On July 11, 2017, the U.S. Food and Drug Administration approved blinatumomab (Blincyto®, Amgen Inc.) for the treatment of relapsed or refractory B-cell precursor acute lymphoblastic leukemia (ALL) in adults and children.
Blinatumomab received accelerated approval in December 2014 for the treatment of Philadelphia chromosome-negative relapsed or refractory B-cell precursor ALL. This current supplement provides the confirmation of clinical benefit required under the accelerated approval and also expands the indication to include Philadelphia chromosome-positive relapsed or refractory B-cell precursor ALL.

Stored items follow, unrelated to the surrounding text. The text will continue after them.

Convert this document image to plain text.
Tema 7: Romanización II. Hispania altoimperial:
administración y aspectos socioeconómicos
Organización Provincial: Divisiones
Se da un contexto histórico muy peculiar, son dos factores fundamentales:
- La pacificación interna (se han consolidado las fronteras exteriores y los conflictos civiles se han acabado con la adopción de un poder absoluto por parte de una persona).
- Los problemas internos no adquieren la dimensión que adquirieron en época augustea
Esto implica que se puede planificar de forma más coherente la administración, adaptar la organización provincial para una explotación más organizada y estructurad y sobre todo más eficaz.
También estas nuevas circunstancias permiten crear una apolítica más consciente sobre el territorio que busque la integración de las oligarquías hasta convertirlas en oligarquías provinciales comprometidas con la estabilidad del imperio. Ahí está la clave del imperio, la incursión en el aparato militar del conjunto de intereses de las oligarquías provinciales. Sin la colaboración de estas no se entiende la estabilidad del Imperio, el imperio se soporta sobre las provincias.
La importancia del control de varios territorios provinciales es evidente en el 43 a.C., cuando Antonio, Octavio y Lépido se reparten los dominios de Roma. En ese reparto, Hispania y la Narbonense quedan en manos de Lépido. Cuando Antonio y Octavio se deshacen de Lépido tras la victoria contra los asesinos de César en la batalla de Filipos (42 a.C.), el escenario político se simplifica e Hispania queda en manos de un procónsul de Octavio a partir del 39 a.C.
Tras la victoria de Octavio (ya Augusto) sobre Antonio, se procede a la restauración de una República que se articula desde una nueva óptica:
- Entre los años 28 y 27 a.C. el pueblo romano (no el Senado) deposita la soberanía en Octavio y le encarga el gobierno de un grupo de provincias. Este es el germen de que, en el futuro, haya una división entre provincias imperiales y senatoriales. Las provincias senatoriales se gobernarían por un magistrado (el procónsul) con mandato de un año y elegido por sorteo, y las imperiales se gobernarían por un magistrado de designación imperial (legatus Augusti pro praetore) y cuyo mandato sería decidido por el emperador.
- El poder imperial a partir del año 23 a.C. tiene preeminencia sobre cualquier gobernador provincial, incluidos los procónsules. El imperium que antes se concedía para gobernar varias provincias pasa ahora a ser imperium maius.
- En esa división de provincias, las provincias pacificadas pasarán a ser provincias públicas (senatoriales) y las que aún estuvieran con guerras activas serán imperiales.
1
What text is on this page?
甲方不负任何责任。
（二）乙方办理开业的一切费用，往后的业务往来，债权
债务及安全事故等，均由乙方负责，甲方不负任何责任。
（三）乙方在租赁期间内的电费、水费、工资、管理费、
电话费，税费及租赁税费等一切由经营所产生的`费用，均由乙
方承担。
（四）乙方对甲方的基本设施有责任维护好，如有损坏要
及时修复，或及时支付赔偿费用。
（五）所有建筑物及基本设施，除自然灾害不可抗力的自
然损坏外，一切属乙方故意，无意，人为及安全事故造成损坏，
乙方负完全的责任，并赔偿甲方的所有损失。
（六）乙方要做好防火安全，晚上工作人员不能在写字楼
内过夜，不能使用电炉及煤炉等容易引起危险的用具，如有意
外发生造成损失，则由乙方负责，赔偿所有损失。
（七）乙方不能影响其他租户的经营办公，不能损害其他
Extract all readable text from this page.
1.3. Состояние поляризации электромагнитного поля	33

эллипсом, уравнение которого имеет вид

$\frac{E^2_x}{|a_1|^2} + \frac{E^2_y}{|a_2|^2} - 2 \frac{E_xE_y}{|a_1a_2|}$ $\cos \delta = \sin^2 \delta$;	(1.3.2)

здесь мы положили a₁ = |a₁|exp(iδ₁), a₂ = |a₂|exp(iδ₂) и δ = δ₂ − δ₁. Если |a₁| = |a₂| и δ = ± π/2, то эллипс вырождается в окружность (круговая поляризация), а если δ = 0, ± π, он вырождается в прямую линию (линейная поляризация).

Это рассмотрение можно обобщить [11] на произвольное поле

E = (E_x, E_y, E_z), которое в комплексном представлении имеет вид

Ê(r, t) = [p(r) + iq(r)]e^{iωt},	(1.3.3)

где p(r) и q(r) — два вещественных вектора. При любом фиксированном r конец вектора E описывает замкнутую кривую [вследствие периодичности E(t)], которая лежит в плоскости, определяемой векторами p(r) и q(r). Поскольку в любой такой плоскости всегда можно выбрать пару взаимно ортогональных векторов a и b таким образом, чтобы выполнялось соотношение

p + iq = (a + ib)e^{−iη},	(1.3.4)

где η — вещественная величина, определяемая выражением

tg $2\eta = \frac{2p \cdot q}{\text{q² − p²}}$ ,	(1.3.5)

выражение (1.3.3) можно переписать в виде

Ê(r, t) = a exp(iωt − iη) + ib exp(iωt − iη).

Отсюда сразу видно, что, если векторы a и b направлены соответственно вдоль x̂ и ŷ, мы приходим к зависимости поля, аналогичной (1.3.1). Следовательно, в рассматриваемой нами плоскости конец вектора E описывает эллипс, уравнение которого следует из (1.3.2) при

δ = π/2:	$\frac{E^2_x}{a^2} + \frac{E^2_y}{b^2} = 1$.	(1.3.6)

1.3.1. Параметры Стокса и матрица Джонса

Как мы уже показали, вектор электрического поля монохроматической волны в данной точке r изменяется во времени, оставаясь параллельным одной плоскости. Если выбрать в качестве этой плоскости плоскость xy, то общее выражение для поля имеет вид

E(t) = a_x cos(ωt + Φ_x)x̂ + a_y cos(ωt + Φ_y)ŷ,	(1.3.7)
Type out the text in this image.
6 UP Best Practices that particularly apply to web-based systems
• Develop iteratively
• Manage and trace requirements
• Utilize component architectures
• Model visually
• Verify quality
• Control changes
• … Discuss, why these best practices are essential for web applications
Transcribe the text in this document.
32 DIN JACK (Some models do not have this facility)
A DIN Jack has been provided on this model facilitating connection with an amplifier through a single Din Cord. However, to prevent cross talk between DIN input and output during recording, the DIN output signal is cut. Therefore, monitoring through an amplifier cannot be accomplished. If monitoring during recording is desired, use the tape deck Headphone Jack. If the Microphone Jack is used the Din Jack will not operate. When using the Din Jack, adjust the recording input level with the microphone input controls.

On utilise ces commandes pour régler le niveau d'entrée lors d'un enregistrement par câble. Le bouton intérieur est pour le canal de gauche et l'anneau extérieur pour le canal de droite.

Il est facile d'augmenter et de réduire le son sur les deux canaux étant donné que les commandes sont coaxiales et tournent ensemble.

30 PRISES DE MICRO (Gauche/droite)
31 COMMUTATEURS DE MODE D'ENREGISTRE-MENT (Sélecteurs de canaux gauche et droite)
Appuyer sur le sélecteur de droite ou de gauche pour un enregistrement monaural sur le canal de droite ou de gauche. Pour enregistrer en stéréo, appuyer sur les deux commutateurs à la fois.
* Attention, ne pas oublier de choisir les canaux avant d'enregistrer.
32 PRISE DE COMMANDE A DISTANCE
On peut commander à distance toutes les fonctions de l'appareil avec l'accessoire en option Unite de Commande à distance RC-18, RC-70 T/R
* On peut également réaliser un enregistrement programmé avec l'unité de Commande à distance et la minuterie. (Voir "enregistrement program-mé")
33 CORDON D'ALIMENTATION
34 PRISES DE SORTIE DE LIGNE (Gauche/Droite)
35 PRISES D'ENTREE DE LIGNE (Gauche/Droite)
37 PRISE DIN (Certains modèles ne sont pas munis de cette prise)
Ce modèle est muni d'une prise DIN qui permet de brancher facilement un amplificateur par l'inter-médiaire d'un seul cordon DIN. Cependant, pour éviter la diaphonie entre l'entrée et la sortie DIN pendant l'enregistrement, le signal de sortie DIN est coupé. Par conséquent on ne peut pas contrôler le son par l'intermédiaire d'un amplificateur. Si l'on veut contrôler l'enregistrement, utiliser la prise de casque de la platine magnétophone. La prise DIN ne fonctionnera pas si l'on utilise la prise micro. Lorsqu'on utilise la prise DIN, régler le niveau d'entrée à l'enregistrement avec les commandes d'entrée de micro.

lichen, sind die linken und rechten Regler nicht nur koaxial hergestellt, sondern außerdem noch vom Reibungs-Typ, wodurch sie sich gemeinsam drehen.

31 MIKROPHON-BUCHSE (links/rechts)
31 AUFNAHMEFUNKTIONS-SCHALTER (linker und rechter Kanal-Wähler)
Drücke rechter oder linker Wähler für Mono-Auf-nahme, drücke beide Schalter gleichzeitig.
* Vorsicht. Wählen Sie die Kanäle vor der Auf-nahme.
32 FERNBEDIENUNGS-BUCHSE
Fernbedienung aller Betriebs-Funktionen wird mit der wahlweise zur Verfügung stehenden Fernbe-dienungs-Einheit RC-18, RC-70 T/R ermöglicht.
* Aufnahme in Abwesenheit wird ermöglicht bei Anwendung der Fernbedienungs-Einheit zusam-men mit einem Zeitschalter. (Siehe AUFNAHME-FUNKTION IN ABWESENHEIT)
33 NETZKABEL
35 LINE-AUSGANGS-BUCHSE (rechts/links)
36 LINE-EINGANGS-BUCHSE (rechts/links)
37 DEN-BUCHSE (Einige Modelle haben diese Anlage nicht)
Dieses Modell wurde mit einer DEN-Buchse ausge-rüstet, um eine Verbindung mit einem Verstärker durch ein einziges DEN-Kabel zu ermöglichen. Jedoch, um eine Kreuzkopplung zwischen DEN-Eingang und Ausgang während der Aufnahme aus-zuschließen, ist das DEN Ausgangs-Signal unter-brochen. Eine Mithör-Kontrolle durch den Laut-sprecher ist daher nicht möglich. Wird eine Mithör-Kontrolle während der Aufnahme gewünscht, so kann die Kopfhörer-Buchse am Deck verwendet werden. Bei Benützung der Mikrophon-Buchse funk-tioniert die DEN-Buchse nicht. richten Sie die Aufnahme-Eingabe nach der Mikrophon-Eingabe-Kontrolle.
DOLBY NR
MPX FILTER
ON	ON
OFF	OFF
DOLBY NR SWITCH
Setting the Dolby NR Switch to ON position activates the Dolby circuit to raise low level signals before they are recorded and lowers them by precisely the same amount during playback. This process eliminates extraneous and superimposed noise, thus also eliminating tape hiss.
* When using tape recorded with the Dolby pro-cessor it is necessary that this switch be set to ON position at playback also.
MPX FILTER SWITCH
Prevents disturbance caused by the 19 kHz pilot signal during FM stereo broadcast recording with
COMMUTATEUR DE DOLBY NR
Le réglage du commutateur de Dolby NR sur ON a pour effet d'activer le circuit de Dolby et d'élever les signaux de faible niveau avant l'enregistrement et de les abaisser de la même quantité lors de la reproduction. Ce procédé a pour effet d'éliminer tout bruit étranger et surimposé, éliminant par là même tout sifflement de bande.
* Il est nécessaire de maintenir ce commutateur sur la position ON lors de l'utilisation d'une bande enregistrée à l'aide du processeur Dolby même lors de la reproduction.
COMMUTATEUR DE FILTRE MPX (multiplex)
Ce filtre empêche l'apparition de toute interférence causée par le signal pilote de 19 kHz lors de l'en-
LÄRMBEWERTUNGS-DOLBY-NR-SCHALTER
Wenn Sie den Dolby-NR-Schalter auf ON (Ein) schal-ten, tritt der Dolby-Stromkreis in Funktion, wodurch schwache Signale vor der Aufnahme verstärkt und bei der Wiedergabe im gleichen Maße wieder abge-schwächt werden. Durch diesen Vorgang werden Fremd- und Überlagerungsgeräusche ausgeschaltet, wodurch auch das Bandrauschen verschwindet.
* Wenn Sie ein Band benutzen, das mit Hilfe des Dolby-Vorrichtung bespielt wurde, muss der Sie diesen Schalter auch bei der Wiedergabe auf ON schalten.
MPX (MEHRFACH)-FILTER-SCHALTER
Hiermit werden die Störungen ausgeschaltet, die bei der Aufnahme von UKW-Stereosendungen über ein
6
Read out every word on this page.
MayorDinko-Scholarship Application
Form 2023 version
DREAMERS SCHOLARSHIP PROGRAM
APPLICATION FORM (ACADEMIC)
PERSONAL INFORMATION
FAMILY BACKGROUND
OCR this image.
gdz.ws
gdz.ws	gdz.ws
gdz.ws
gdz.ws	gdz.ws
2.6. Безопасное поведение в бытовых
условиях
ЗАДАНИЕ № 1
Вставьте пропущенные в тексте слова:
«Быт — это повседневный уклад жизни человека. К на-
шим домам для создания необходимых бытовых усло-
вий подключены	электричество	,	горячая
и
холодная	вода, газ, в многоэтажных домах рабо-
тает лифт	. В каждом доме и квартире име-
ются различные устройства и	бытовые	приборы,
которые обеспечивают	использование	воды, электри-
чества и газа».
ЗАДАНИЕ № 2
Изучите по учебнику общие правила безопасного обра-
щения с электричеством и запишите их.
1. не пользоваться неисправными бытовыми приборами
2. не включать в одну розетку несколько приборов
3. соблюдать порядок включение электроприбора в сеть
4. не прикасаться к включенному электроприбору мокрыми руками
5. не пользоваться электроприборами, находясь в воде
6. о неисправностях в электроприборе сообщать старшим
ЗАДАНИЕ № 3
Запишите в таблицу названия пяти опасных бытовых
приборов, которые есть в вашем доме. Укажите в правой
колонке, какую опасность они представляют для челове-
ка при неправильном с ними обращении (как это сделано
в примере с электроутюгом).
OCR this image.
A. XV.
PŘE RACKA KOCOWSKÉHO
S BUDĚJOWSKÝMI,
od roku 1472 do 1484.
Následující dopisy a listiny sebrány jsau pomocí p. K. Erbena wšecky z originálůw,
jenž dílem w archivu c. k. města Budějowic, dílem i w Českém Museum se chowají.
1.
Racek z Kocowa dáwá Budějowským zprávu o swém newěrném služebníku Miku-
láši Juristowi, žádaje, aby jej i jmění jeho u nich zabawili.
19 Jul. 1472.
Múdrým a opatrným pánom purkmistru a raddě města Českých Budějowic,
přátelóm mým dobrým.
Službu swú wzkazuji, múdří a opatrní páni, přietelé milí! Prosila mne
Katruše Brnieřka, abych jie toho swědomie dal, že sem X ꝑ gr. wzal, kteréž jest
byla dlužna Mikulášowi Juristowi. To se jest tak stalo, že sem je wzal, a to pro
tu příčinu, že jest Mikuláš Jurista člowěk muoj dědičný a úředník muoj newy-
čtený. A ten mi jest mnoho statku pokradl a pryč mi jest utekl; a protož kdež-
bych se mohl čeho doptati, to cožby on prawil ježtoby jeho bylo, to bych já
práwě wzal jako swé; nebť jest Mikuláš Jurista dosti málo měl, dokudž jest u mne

The trial that confirmed clinical benefit was a randomized, open‑label, multicenter clinical trial (TOWER, NCT02013167) comparing blinatumomab to standard-of-care (SOC) chemotherapy in 405 patients with relapsed or refractory B-cell precursor ALL. Blinatumomab was administered at 9 mcg per day on days 1–7 and 28 mcg per day on days 8–28 for cycle 1 in a 42-day cycle, at 28 mcg per day on days 1–28 for cycles 2–5 in 42‑day cycles, and at 28 mcg per day on days 1–28 for cycles 6–9 in 84‑day cycles. The trial demonstrated a statistically significant improvement in overall survival (OS) for patients treated with blinatumomab compared to those treated with SOC (hazard ratio = 0.71; 95% CI = 0.55, 0.93, p = 0.012). The estimated median OS was 7.7 months in the blinatumomab arm (95% CI = 5.6, 9.6) and 4.0 months in the SOC arm (95% CI = 2.9, 5.3). An independent data monitoring committee recommended that the study end early for efficacy based on these results, which were prespecified in an interim analysis.
The inclusion of Philadelphia chromosome-positive relapsed or refractory B-cell precursor ALL in the indication was based on a single-arm, multicenter study (ALCANTARA, NCT02000427) enrolling 45 patients with Philadelphia chromosome-positive ALL. Patients either had disease resistant to second-generation tyrosine kinase inhibitors or were intolerant to second-generation tyrosine kinase inhibitors and had disease resistant to imatinib. In this population, 36% of the patients achieved a complete remission with complete or partial hematologic recovery. The median duration of remission was 6.7 months.
No new major adverse reactions of blinatumomab were identified in the above clinical trials. Dosage and administration schedule of blinatumomab is based on weight for patients weighing less than 45 kg and fixed dose for those 45 kg or greater. Patients should be premedicated with dexamethasone. Hospitalization is recommended at the beginning of the first and second cycles. Details are available in the full prescribing information.